Because it blocks beta-3 selectively, APD418 should be able to increase heart contractions without the acceleration in heart rate and elevated blood pressure that accompanies current drugs that also affect the beta-1 and beta-2 adrenergic receptors.

“The idea is that we can block the negative impact on contractility by antagonizing the receptor—essentially remove the brake—and actually increase cardiac performance in a safer environment,” according to Klassen. “Doing that would be unique…and has not been achievable to date,” he said.

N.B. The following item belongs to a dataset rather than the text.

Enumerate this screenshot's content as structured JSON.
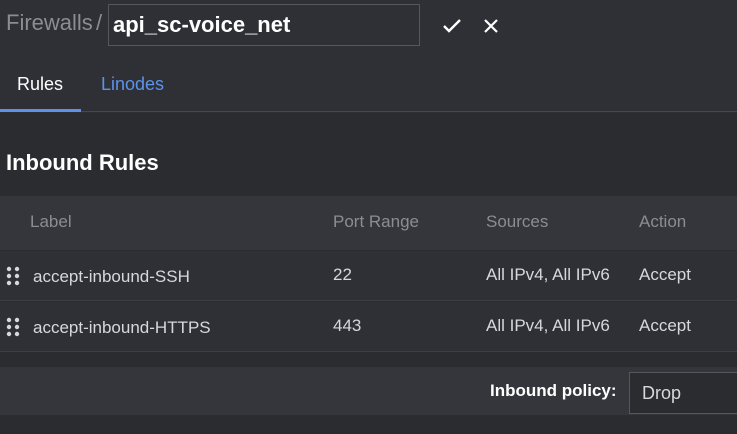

The hypothesis has been tested in animal models and now Arena says it is preparing to file for approval to start clinical testing of APD418 in 2019.

Arena also outlined the trial designs and timings for its upcoming phase 3 trials for drugs already in clinical development. That includes S1P receptor modulator etrasimod, which is due to start late-stage testing in ulcerative colitis and Crohn’s disease as well as new indication atopic dermatitis next year.

Oral prostacyclin receptor agonist ralinepag is already in one phase 3 trial in pulmonary arterial hypertension (PAH) looking at exercise capacity and will start two more trials in 2019 that should provide data on cardiovascular outcomes at the time of filing—proposed for around the second half of 2021.

Arena also said it will move its cannabinoid receptor type 2 (CB2) agonist olorinab into additional phase 2 trials in gastrointestinal pain associated with Crohn’s disease and irritable bowel syndrome after reporting proof-of-concept data last month.